The Academic Board recommends to the Senate the making, amendment and repeal of regulations that relate to courses, scholarships, prizes and other awards, and to all other academicrelated matters; and approves rules specifying the course requirements, structures and policies applying to courses for degrees, diplomas, and certificates. The Board also advises the Senate on all proposals for the creation or disestablishment of faculties and schools.

The Board is supported by its executive committee, the Academic Council, which has delegated powers for dealing with many items of Board business, and by a range of standing committees that provide policy advice on academic matters. The committee system is replicated at the faculty and school levels.

Statute 8 establishes the faculties, which are responsible for the general administration of the courses under their governance. Each faculty is headed by a Pro Vice-Chancellor and Executive Dean who has dual responsibilities to the faculty, for providing vision, academic leadership and effective management, and to the Vice-Chancellor, for the effective leadership and management of the faculty's human, physical, and financial resources located in the schools resourced by the faculty.

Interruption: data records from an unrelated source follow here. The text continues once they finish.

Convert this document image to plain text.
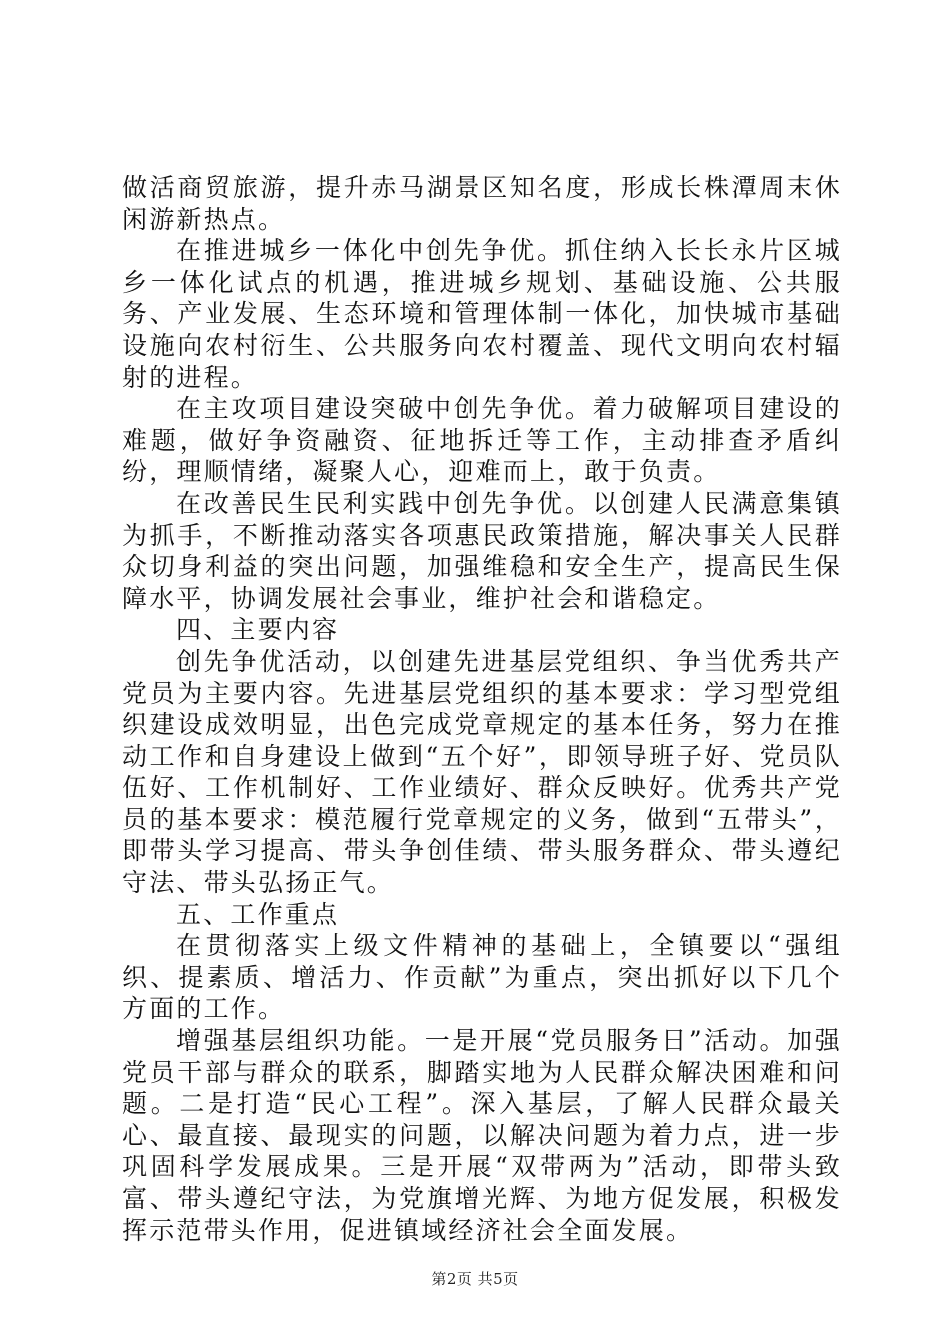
做活商贸旅游，提升赤马湖景区知名度，形成长株潭周末休闲游新热点。

在推进城乡一体化中创先争优。抓住纳入长长永片区城乡一体化试点的机遇，推进城乡规划、基础设施、公共服务、产业发展、生态环境和管理体制一体化，加快城市基础设施向农村衍生、公共服务向农村覆盖、现代文明向农村辐射的进程。

在主攻项目建设突破中创先争优。着力破解项目建设的难题，做好争资融资、征地拆迁等工作，主动排查矛盾纠纷，理顺情绪，凝聚人心，迎难而上，敢于负责。

在改善民生民利实践中创先争优。以创建人民满意集镇为抓手，不断推动落实各项惠民政策措施，解决事关人民群众切身利益的突出问题，加强维稳和安全生产，提高民生保障水平，协调发展社会事业，维护社会和谐稳定。

四、主要内容

创先争优活动，以创建先进基层党组织、争当优秀共产党员为主要内容。先进基层党组织的基本要求：学习型党组织建设成效明显，出色完成党章规定的基本任务，努力在推动工作和自身建设上做到“五个好”，即领导班子好、党员队伍好、工作机制好、工作业绩好、群众反映好。优秀共产党员的基本要求：模范履行党章规定的义务，做到“五带头”，即带头学习提高、带头争创佳绩、带头服务群众、带头遵纪守法、带头弘扬正气。

五、工作重点

在贯彻落实上级文件精神的基础上，全镇要以“强组织、提素质、增活力、作贡献”为重点，突出抓好以下几个方面的工作。

增强基层组织功能。一是开展“党员服务日”活动。加强党员干部与群众的联系，脚踏实地为人民群众解决困难和问题。二是打造“民心工程”。深入基层，了解人民群众最关心、最直接、最现实的问题，以解决问题为着力点，进一步巩固科学发展成果。三是开展“双带两为”活动，即带头致富、带头遵纪守法，为党旗增光辉、为地方促发展，积极发挥示范带头作用，促进镇域经济社会全面发展。

第2页 共5页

2017 Faculties and Executive Deans

Arts, Business, Law and Education
Professor Matthew Tonts
Engineering and Mathematical Sciences
Professor John Dell
Medical and Health Sciences
Professor Wendy Erber
Professor Tony O'Donnell

The University's decision-making structures and processes combine a significant level of operational autonomy in the faculties (both academic and budgetary) with a cohesive institution-wide approach to policy in the collegial and executive governance systems.

The Vice-Chancellor may also appoint Pro Vice-Chancellors whose responsibilities extend across the University. In 2017, they were:

Pro Vice-Chancellor (Research)
Professor Peter Davies
Pro Vice-Chancellor (International)
Mr Iain Watt
Pro Vice-Chancellor (Education Innovation)
Professor Gilly Salmon (to mid-2017)
Pro Vice-Chancellor (Indigenous Education)
Professor Jill Milroy

The Executive, the Executive Deans, and committees at all levels work with and are supported by the University's professional staff, both technical and administrative.

Diagrammatic representations of the University's governance system and its executive management structure are set out on pages 60-63 of this Annual Report.

The major publications produced by the University are:

  • Annual Report
  • Research Expertise
  • Uniview magazine
  • UWA Handbook
  • UWA Course Guides

The University's management structure is available online.